Sealing vs. Expunging a Criminal Record in Florida
Criminal records follow you for a lifetime. From applying to jobs and securing government licenses to obtaining housing, criminal background checks are common.
By: James Davis
These are key reasons why it is important to properly defend yourself against all charges at the outset to potentially prevent criminal convictions. Unfortunately, even cases that you win or that are dismissed may still be public record, popping up in background checks years or even decades later. Fortunately, even if you already have items in your criminal record, there may be a way to get a fresh start–sealing or expunging that record. These are processes that the state of Florida allows to help those with certain criminal records avoid some of the tangential consequences that result.
What is the difference between sealing and expunging a record?
“Sealing” a criminal record means that all of the information related to your criminal case is closed to public viewing. When a record is sealed the court system and criminal justice agencies no longer allow others to learn of the details or even existence of the case. There are some exceptions, but the only way for another to view a sealed criminal record is to obtain a judge’s order to unseal it.

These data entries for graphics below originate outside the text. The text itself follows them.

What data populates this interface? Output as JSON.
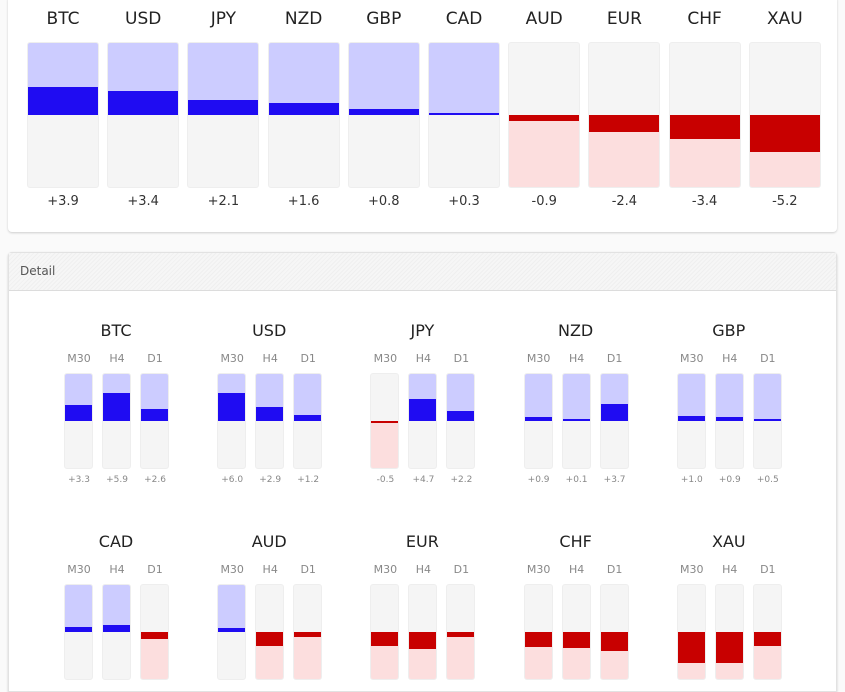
{
  "colors": {
    "positive_fill": "#1f0cf2",
    "positive_bg": "#ccccff",
    "negative_fill": "#c80000",
    "negative_bg": "#fcdede",
    "track": "#f5f5f5"
  },
  "detail": {
    "title": "Detail"
  },
  "chart_data": [
    {
      "type": "bar",
      "title": "",
      "categories": [
        "BTC",
        "USD",
        "JPY",
        "NZD",
        "GBP",
        "CAD",
        "AUD",
        "EUR",
        "CHF",
        "XAU"
      ],
      "values": [
        3.9,
        3.4,
        2.1,
        1.6,
        0.8,
        0.3,
        -0.9,
        -2.4,
        -3.4,
        -5.2
      ],
      "value_labels": [
        "+3.9",
        "+3.4",
        "+2.1",
        "+1.6",
        "+0.8",
        "+0.3",
        "-0.9",
        "-2.4",
        "-3.4",
        "-5.2"
      ],
      "ylim": [
        -10,
        10
      ],
      "grid": false
    },
    {
      "type": "bar",
      "title": "Detail",
      "timeframes": [
        "M30",
        "H4",
        "D1"
      ],
      "ylim": [
        -10,
        10
      ],
      "groups": [
        {
          "name": "BTC",
          "values": [
            3.3,
            5.9,
            2.6
          ],
          "value_labels": [
            "+3.3",
            "+5.9",
            "+2.6"
          ]
        },
        {
          "name": "USD",
          "values": [
            6.0,
            2.9,
            1.2
          ],
          "value_labels": [
            "+6.0",
            "+2.9",
            "+1.2"
          ]
        },
        {
          "name": "JPY",
          "values": [
            -0.5,
            4.7,
            2.2
          ],
          "value_labels": [
            "-0.5",
            "+4.7",
            "+2.2"
          ]
        },
        {
          "name": "NZD",
          "values": [
            0.9,
            0.1,
            3.7
          ],
          "value_labels": [
            "+0.9",
            "+0.1",
            "+3.7"
          ]
        },
        {
          "name": "GBP",
          "values": [
            1.0,
            0.9,
            0.5
          ],
          "value_labels": [
            "+1.0",
            "+0.9",
            "+0.5"
          ]
        },
        {
          "name": "CAD",
          "values": [
            1.0,
            1.4,
            -1.4
          ]
        },
        {
          "name": "AUD",
          "values": [
            0.8,
            -2.9,
            -1.0
          ]
        },
        {
          "name": "EUR",
          "values": [
            -2.9,
            -3.6,
            -1.0
          ]
        },
        {
          "name": "CHF",
          "values": [
            -3.1,
            -3.4,
            -4.0
          ]
        },
        {
          "name": "XAU",
          "values": [
            -6.7,
            -6.5,
            -2.9
          ]
        }
      ]
    }
  ]
}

“Expunction” (Expunging a record) is a bit more far-reaching, because it refers to the physical destruction of records of a criminal case. One copy of the records is technically maintained by the Florida Department of Law Enforcement, but that record is also sealed from the public.
Considering the more comprehensive nature of an expunction, there are more limitations on when a case can be expunged. Initially, only certain records can be expunged and only those where the criminal charges were eventually dropped or dismissed by the court. Alternatively if adjudication was withheld or you were found not guilty in a trial, you will likely only be able to seal the record.
There are numerous requirements and limitations on these matters–it can get complicated quite quickly. It is important to discuss your situation with a criminal attorney to learn how the law might apply in your case depending on what charges you are seeking to expunge, when they occurred, and what has happened between now and then.
Getting a Fresh Start
Having your record sealed or expunged can be very helpful, because it removes the records from the “Criminal Justice Information System” — where criminal background check information is pulled. In fact, it is a first degree misdemeanor for involved parties to divulge information about criminal records that were sealed or expunged. If a criminal justice agency is asked about your past record, they cannot say that you even had a record if your case was sealed or expunged.